はfalseなので、transaction.rollback
が実行されます。すると、DBに登録していたデータがリセットされます。
この流れをテストケースごとに繰り返すため、RSpecで実行されたテストは毎回、データがリセットされています。
RSpecでテストデータをリセットしたくない場合
この項目を設定すると、RSpecのテストケースごとにデータがリセットされるようになっています。
config.use_transactional_fixtures = true
私が関わっているプロダクトだと、rails_helper.rbに書かれていました。
rails_helper.rb
には、RailsでRSpecを利用する際に、設定値を書いているファイルです。
Tips
もともと、Railsでは、use_transactional_tests
はuse_transactional_fixtures
という設定項目名だったが、Rails5あたりで名前が変更されています。
変更されたPR: https://github.com/rails/rails/pull/19282
Railsでは、use_transactional_testsの値はデフォルトでtrueになっています。

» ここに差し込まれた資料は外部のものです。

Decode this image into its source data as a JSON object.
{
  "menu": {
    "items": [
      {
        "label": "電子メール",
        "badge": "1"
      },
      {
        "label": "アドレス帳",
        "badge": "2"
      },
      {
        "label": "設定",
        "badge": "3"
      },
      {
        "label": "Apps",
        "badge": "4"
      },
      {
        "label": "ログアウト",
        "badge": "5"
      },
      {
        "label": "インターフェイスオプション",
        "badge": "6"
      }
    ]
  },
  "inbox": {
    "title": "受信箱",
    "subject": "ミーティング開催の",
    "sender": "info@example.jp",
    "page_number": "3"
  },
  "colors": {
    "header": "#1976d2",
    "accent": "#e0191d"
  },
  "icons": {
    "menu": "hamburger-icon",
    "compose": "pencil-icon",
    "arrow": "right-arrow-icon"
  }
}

なら、RSpecでもuse_transactional_tests
へ切り替えていると思いきや、use_transactional_fixtures
という名前を使い続けていたりします。
最後に
今まで当たり前のように利用していたRailsとRSpecについて、少しだけ知見を深められたかなと思います。
調査に時間がかかってしまったため、もう少しスムーズにRailsやRSpecの定義元やコードの追跡をできるようになりたいです!